Sûrenin son bölümünde [âyet 110-120] Hz. İsa’nın Allah tarafından nail olduğu mazhariyetler, ona has mucizeler anlatılmakta, kısaca havarilerden söz edildikten sonra Allah ile îsâ arasında bir diyalog üs­lubuyla hıristiyanların Hz. îsâ hakkındaki bâtıl inançları düzeltilmektedir. Sûre Allah’in mutlak hükümranlığını ve kudre­tini ifade eden âyetle sona ermektedir.

Mâide sûresinin faziletiyle ilgili olarak Resûl-i Ekrem’den nakledilen, “Mâide sûresini okuyan kimseye on sevap verilir, kendisinden on günah silinir ve dünyada nefes alıp veren her biryahudi ve hıristiyan sayısınca derecesi on misli yükselti­lir”  ve, “Erkeklerinize Mâide sûresini öğretiniz” şeklindeki riva­yetlerin sahih olmadığı anlaşılmaktadır.

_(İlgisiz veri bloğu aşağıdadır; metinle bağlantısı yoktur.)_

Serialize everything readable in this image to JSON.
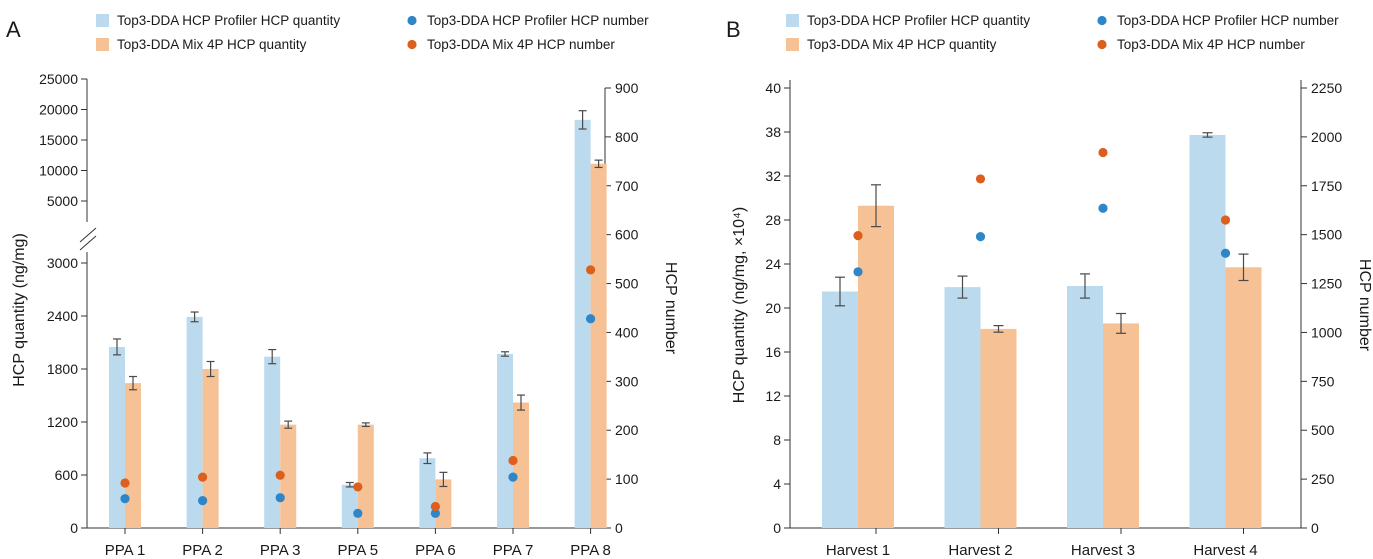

Mâide sûresine dair yapılan çalışma­lardan bazıları şunlardır: Ali Abdülhalîm Mahmûd, et-Terbiyetü’1-îslâmiyye fî sûreti’l-Mâ’ide (Kahire 1414/1994); Ha­san Abdülhâdî Muhammed, el-Yehûd ve’n-naşârâ fî sûreü’I-Mâ’ide Mustafa İzci, el-Mâide Su­resinin Kıraat Açısından İncelenmesi İbra­him Avad, Tefsîrü sûreti’l-Mâ’ide, Ayrıca Şîa âlimlerinden Hüseyin b. Hasan el-Kerke-rî’nin Mâide sûresinin 5. âyetiyle ilgili bir tefsiri mevcuttur. Mahmûd Şeltût’un Kahire’deya­yımlanan Risâletü’l-İslâm adlı derginin IV ve VII. ciltlerinin muhtelif sayılarında (1952-1953) Mâide sûresinin tefsiriyle il­gili makaleleri yer almaktadır.